Because of the Minister, my father came to know Nigeria well. The Minister went to other interior villages and towns, and my father drove him through the flat roads of the North and the undulating roads of the south. He followed the Minister to the clinics, watched him speaking, gesticulating, explaining, cutting ribbons to open health centers.
Everywhere they went, people followed the Minister. Some just wanted to touch him, to shake his hands. Others brought gifts. “No, no,” the minister said to my father, when he saw the yams and plantains and chickens. “Give it back to them. Tell them that they should keep it for me.”
I first met the Minister when I was six years old. I was in Primary One, and my father told him I came first in class and the Minister asked him to bring me to his house. I expected to wait in the kitchen, and felt awkward to be asked into the living room, into the sinking softness of the carpet and the smell of clean and new things. He appeared with his wife, both of them smiling. They gave me a book. A Childs Illustrated Book About The Body.
“Thank you, sir, thank you, ma,” I said, holding the book tighter than I had ever held anything in my young life.
Sister Chioma was squeezing my hand.
“So you knew him personally,” she said. “I finished nursing school the year he was appointed Minister.”
Her tone was different, less flat, more emotional. It was then I noticed that Sister Chioma, unsmiling, hard Sister Chioma, had tears in her eyes.
“It was because of Olikoye Ransome-Kuti that so many people in Nigeria did not die,” she said quietly, and I knew she had her own story about the Minister.

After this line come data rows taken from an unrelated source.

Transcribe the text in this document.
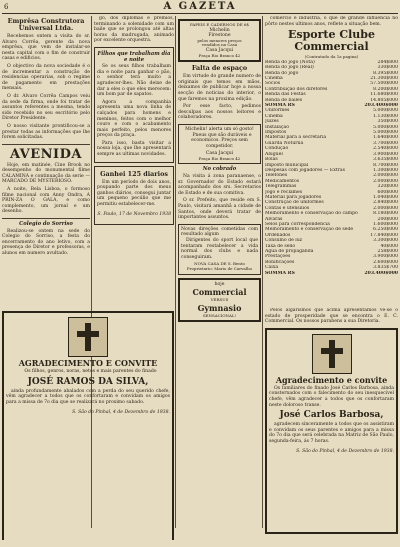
6	A GAZETA
Emprêsa Construtora Universal Ltda.

Recebemos ontem a visita do sr. Alvaro Corrêa, gerente da nova emprêsa, que vem de instalar-se nesta capital com o fim de construir casas e edificios.

O objectivo da nova sociedade é o de incrementar a construção de residencias operarias, sob o regime de pagamento em prestações mensais.

O dr. Alvaro Corrêa Campos veiu da sede da firma, onde foi tratar de assuntos referentes a mesma, tendo sido recebido no seu escritório pelo Diretor Presidente.

O nosso visitante prontificou-se a prestar todas as informações que lhe forem solicitadas.

AVENIDA

Hoje, em matinée, Cine Brook no desempenho do monumental filme CALAMINA e continuação da serie — MARCADO DE MYSTERIOSO.

A noite, Bela Lisboa, o formoso filme nacional com Anny Ondra, A PRIN-ZA O GALA, e como complemento, um jornal e um desenho.

Colegio do Sorriso

Realizou-se ontem na sede do Colegio do Sorriso, a festa do encerramento do ano letivo, com a presença de Diretor e professoras, e alunos em numero avultado.

go, dos diplomas e premios, terminando a solenidade com um baile que se prolongou até altas horas da madrugada, animado por excelente orquestra.

Filhos que trabalham dia e noite

Se os seus filhos trabalham dia e noite para ganhar o pão, o senhor terá muito a agradecer-lhes. Não deixe de dar a eles o que eles merecem: um bom par de sapatos.

Agora a companhia apresenta uma nova linha de calçados para homens e meninos, feitos com o melhor couro e com o acabamento mais perfeito, pelos menores preços da praça.

Para isso, basta visitar a nossa loja, que lhe apresentará sempre as ultimas novidades.

Ganhei 125 diarios

Em um período de dois anos, poupando parte dos meus ganhos diários, consegui juntar um pequeno pecúlio que me permitiu estabelecer-me.

S. Paulo, 17 de Novembro 1938

AGRADECIMENTO E CONVITE

Os filhos, genros, noras, netos e mais parentes do finado

JOSÉ RAMOS DA SILVA,

ainda profundamente abalados com a perda do seu querido chefe, vêm agradecer a todos que os confortaram e convidam os amigos para a missa de 7o dia que se realizará no proximo sabado.

S. São do Pinhal, 4 de Dezembro de 1938.

PAPEIS E CADERNOS DE 6$
Michelin
Firestone
pelos menores preços
vendidos na Casa
Casa Jacqui
Praça Rio Branco 42
Falta de espaço

Em virtude do grande numero de originais que temos em mãos, deixamos de publicar hoje a nossa secção de noticias do interior, o que faremos na proxima edição.

Por esse facto, pedimos desculpas aos nossos leitores e colaboradores.

Michelin! alerta um só gosto!

Pneus que são duráveis e economicos. Preços sem competidor.

Casa Jacqui
Praça Rio Branco 42
No cobrado

Na visita á zona paranaense, o sr. Governador do Estado estará acompanhado dos srs. Secretarios de Estado e de sua comitiva.

O sr. Prefeito, que reside em S. Paulo, visitará amanhã a cidade de Santos, onde deverá tratar de importantes assuntos.

Novas direções cometidas com resultado algum

Dirigentes do sport local que tentaram restabelecer a vida normal dos clubs e nada conseguiram.

NOVA CASA DE S. Bento
Proprietario: Mario de Carvalho
hoje
Commercial
VERSUS
Gymnasio
SENSACIONAL!

comercio e industria, o que de grande influencia no pôrto nestes ultimos anos, reflete a situação bem.

Esporte Clube Commercial
(Contratado da 1a pagina)
Renda do jogo (Nota)	284$800
Renda do jogo (Real)	330$000
Renda do jogo	8.395$000
Cinema	21.300$000
Sócios	57.500$000
Contribuição dos diretores	8.200$000
Renda das Festas	11.680$000
Renda de bailes	14.805$000
SOMMA RS	203.400$000
Uniformes	5.000$000
Cinema	1.130$000
Juizes	350$000
Instalação	5.000$000
Impostos	5.000$000
Material para a secretaria	1.640$000
Guarda Noturna	3.700$000
Condução	2.540$000
Aluguel	3.900$000
Bolas	3.635$000
Imposto municipal	8.700$000
Despesas com jogadores — Extras	1.300$000
Telefones	2.000$000
Medicamentos	2.000$000
Telegrammas	320$000
Jogo e reclames	600$000
Material para jogadores	1.040$000
Construção de uniformes	2.840$000
Contas e utensilios	2.000$000
Melhoramento e conservação do campo	8.180$000
Alvarás	200$000
Selos para correspondencia	1.600$000
Melhoramento e conservação de sede	6.250$000
Ordenados	17.840$000
Consumo de luz	3.300$000
Taxa de sello	40$000
Agua de propaganda	258$000
Prestações	3.900$000
Bonificações	2.600$000
Caixa	3.835$700
SOMMA RS	203.400$000

Pelos algarismos que acima apresentamos vê-se o estado de prosperidade que se encontra o E. C. Commercial. Os nossos parabens a sua Diretoria.

Agradecimento e convite

Os familiares do finado José Carlos Barbosa, ainda consternados com o falecimento do seu inesquecível chefe, vêm agradecer a todos que os confortaram neste doloroso transe.

José Carlos Barbosa,

agradecem sinceramente a todos que os assistiram e convidam os seus parentes e amigos para a missa do 7o dia que será celebrada na Matriz de São Paulo, segunda-feira, ás 7 horas.

S. São do Pinhal, 4 de Dezembro de 1938.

Perhaps she would tell me the story later, or perhaps she would not, but it pleased me that we had a story in common.
“He was the best health minister this country has ever had,” she said, standing up and hastily wiping her eyes. My contractions were now shorter and sharper. Sister Chioma said it was perhaps time to push, and she got up to call the doctor.
Outside the rain continued to fall gently until Olikoye was born.